Divide the value data in feed_dict based on the given parameter ratio_list.

Parameters:
  • feed_dict (dict) – It is a dictionary composed of key-value pairs.
  • sequence_length (int) – If the length of value in feed_dict is equal to sequence_length, then this method divides the value according to the ratio without changing its key.
  • ratio_list (list) – Split ratio, the data will be split according to the ratio.
Returns:

The elements in the returned list are divided dictionaries, and the dimensions of the list are the same as ratio_list.

Type:

list

class UCTB.preprocess.preprocessor.WhiteNormalizer(X, method='all')

Bases: UCTB.preprocess.preprocessor.Normalizer

This class’s normalization won’t do anything.

inverse_transform(X)

Restore normalized data.

Parameters:X (ndarray) – normalized data.
Returns:denormalized data.
Type:numpy.ndarray.
transform(X)

Process input data to obtain normalized data.

Parameters:X (ndarray) – input data.
Returns:normalized data.
Type:numpy.ndarray.
class UCTB.preprocess.preprocessor.ZscoreNormalizer(X, method='all')

Bases: UCTB.preprocess.preprocessor.Normalizer

This class can help normalize and denormalize data using mean and standard deviation in data by calling transform and inverse_transform method.

Parameters:
  • X (ndarray) – Data which normalizer extracts characteristics from.
  • method (str) – Parameter to choose in which way the input data will be processed.
inverse_transform(X)

Restore normalized data.

Parameters:X (ndarray) – normalized data.
Returns:denormalized data.
Type:numpy.ndarray.
transform(X)

Process input data to obtain normalized data.
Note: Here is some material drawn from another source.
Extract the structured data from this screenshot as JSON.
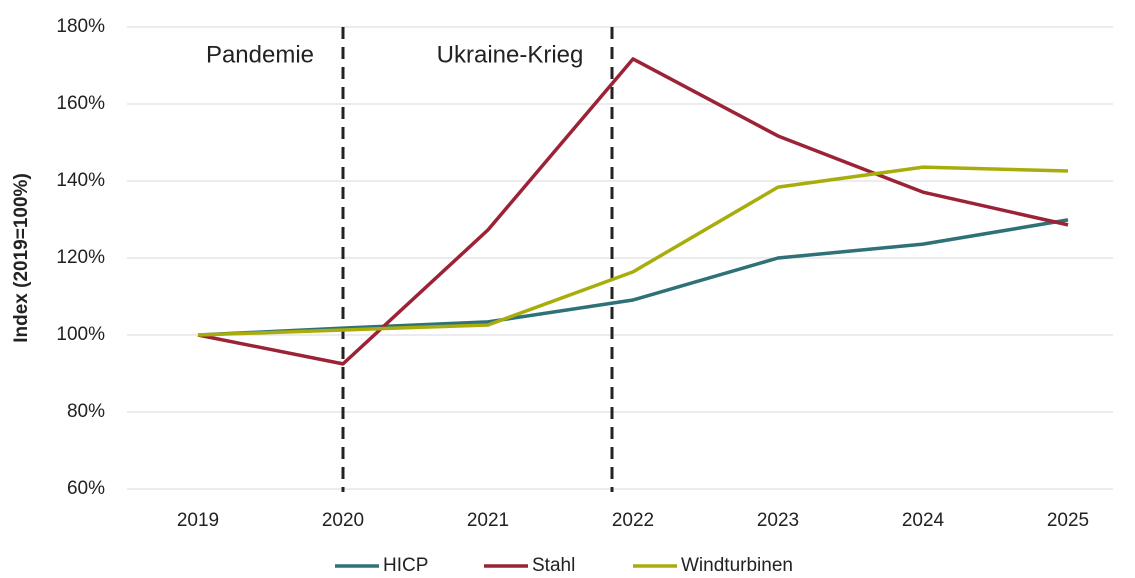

Parameters:X (ndarray) – input data.
Returns:normalized data.
Type:numpy.ndarray.
UCTB.preprocess.preprocessor.chooseNormalizer(in_arg, X_train)

Choose a proper normalizer consistent with user’s input.

Parameters:
  • in_arg (str|bool|object) – Function is based on it to choose different normalizer.
  • X_train (numpy.ndarray) – Function is based on it to initialize the normalizer.
Returns:

The normalizer consistent with definition.

Type:

object.

6.2.3. UCTB.preprocess.time_utils module

UCTB.preprocess.time_utils.is_valid_date(date_str)
Parameters:date_str (string) – e.g. 2019-01-01
Returns:True if date_str is valid date, otherwise return False.
UCTB.preprocess.time_utils.is_work_day_america(date, city)
Parameters:date (string or datetime) – e.g. 2019-01-01
Returns:True if date is not holiday in America, otherwise return False.
UCTB.preprocess.time_utils.is_work_day_china(date, city)
Parameters:date (string or datetime) – e.g. 2019-01-01
Returns:True if date is not holiday in China, otherwise return False.